Oral Presentation BacPath 13: Molecular Analysis of Bacterial Pathogens Conference 2015

Characterisation of the MAC analogue, polyC9, by electron microscopy (#36)

Bradley Spicer 1 2 , Paul Conroy 1 2 , Cyril Reboul 1 2 , Sue Ekkel 1 , Natalya Dudkina 3 , Helen Saibil 3 , James Whisstock 1 2 , Michelle Dunstone 1 2 4
  1. Department of Biochemistry and Molecular Biology, Monash University, Clayton, VIC, Australia
  2. ARC Centre of Excellence in Advanced Molecular Imaging, Monash University, Clayton, VIC, Australia
  3. Department of Crystallography and Institute of Structural Molecular Biology, Birkbeck College, London, United Kingdom
  4. Department of Microbiology, Monash University, Clayton, VIC, Australia

The membrane attack complex (MAC) is a potent killing element of the complement system that assembles sequentially on the membrane of gram-negative bacteria and inserts a large beta barrel. Its importance is highlighted by persistent Neisseria meningitis infections in individuals lacking components of this system. Structurally, the MAC is similar to the CDC class of pore forming toxins from gram-positive bacteria and the MACPF toxin, pleurotolysin, from oyster mushrooms. These toxins contain two helical bundles that flank a beta sheet structure and undergo a conformational change to form the barrel of the pore by inserting two transmembrane hairpins (TMHs). The results herein provide insight into the structure of the MAC and a novel region important for the zinc-mediated polymerisation of C9.
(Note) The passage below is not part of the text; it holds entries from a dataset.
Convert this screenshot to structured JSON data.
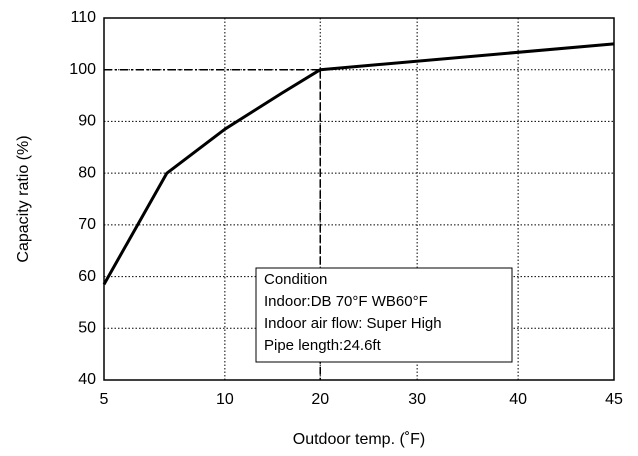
{
  "chart_data": {
    "type": "line",
    "x_label": "Outdoor temp. (˚F)",
    "y_label": "Capacity ratio (%)",
    "x": [
      5,
      7.6,
      10,
      16,
      20,
      45
    ],
    "series": [
      {
        "name": "Capacity ratio",
        "color": "#000000",
        "values": [
          58.5,
          80,
          88.5,
          95.5,
          100,
          105
        ]
      }
    ],
    "xlim": [
      5,
      45
    ],
    "xticks": [
      5,
      10,
      20,
      30,
      40,
      45
    ],
    "ylim": [
      40,
      110
    ],
    "yticks": [
      40,
      50,
      60,
      70,
      80,
      90,
      100,
      110
    ],
    "grid": true,
    "reference": {
      "x": 20,
      "y": 100
    },
    "annotation": [
      "Condition",
      "Indoor:DB 70°F WB60°F",
      "Indoor air flow: Super High",
      "Pipe length:24.6ft"
    ]
  }
}
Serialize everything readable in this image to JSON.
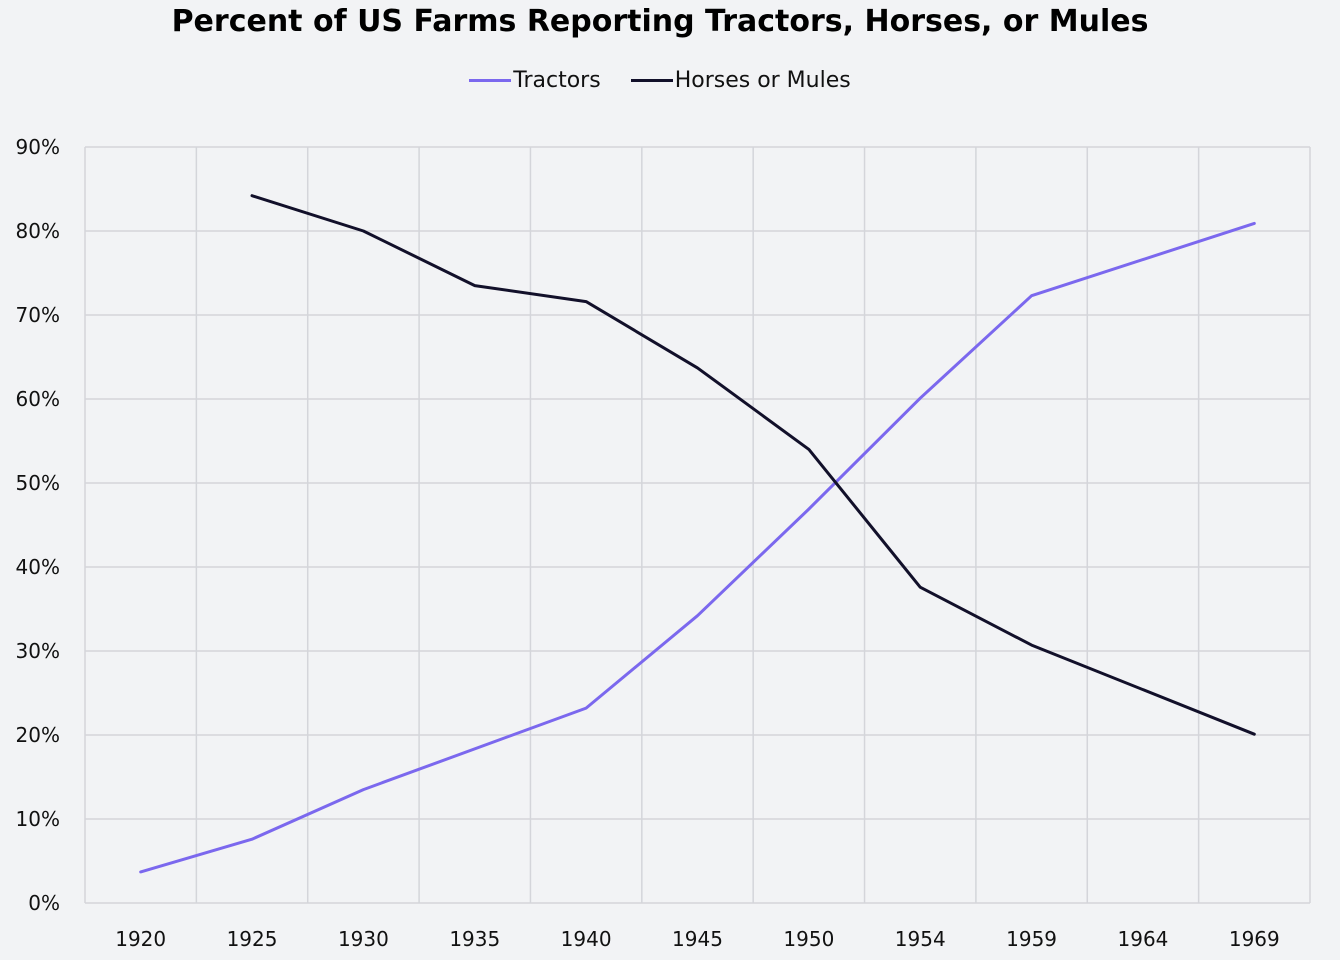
{
  "chart_data": {
    "type": "line",
    "title": "Percent of US Farms Reporting Tractors, Horses, or Mules",
    "xlabel": "",
    "ylabel": "",
    "categories": [
      "1920",
      "1925",
      "1930",
      "1935",
      "1940",
      "1945",
      "1950",
      "1954",
      "1959",
      "1964",
      "1969"
    ],
    "yticks": [
      "0%",
      "10%",
      "20%",
      "30%",
      "40%",
      "50%",
      "60%",
      "70%",
      "80%",
      "90%"
    ],
    "ylim": [
      0,
      90
    ],
    "grid": true,
    "legend_position": "top-center",
    "series": [
      {
        "name": "Tractors",
        "color": "#7b68ee",
        "values": [
          3.7,
          7.6,
          13.5,
          null,
          23.2,
          34.2,
          46.9,
          60.1,
          72.3,
          null,
          80.9
        ]
      },
      {
        "name": "Horses or Mules",
        "color": "#12102a",
        "values": [
          null,
          84.2,
          80.0,
          73.5,
          71.6,
          63.7,
          54.0,
          37.6,
          30.7,
          null,
          20.1
        ]
      }
    ]
  }
}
The assembled MAC consists of seven individual components: C5b, C6, C7, C8α, C8β, C8γ, and between 12-18 copies of C9. Interestingly, C9 polymerises independently of these components to form a MAC analogue (polyC9) that can be observed by electron microscopy. A pipeline for purifying high-quality polyC9 has been established for use in cryo-electron microscopy. Furthermore, a surface entropy reduction (SER) algorithm was used to improve crystallisability of the C9 monomer. This approach yielded a mutant that lost its propensity for zinc-induced polymerisation while retaining full activity in the presence of the C5b-8 and shown to assemble on membranes.

This study details a rigorous method for production of polyC9 that yields higher resolution structural information and allow for detailed mutational analysis by cryo-EM. Additionally, biochemical characterisation of the SER mutant has identified a region important for polyC9 formation, by an unknown mechanism that can be rescued in the context of a complete MAC. Taken together these results give new insights into how the MAC assembles to kill bacteria.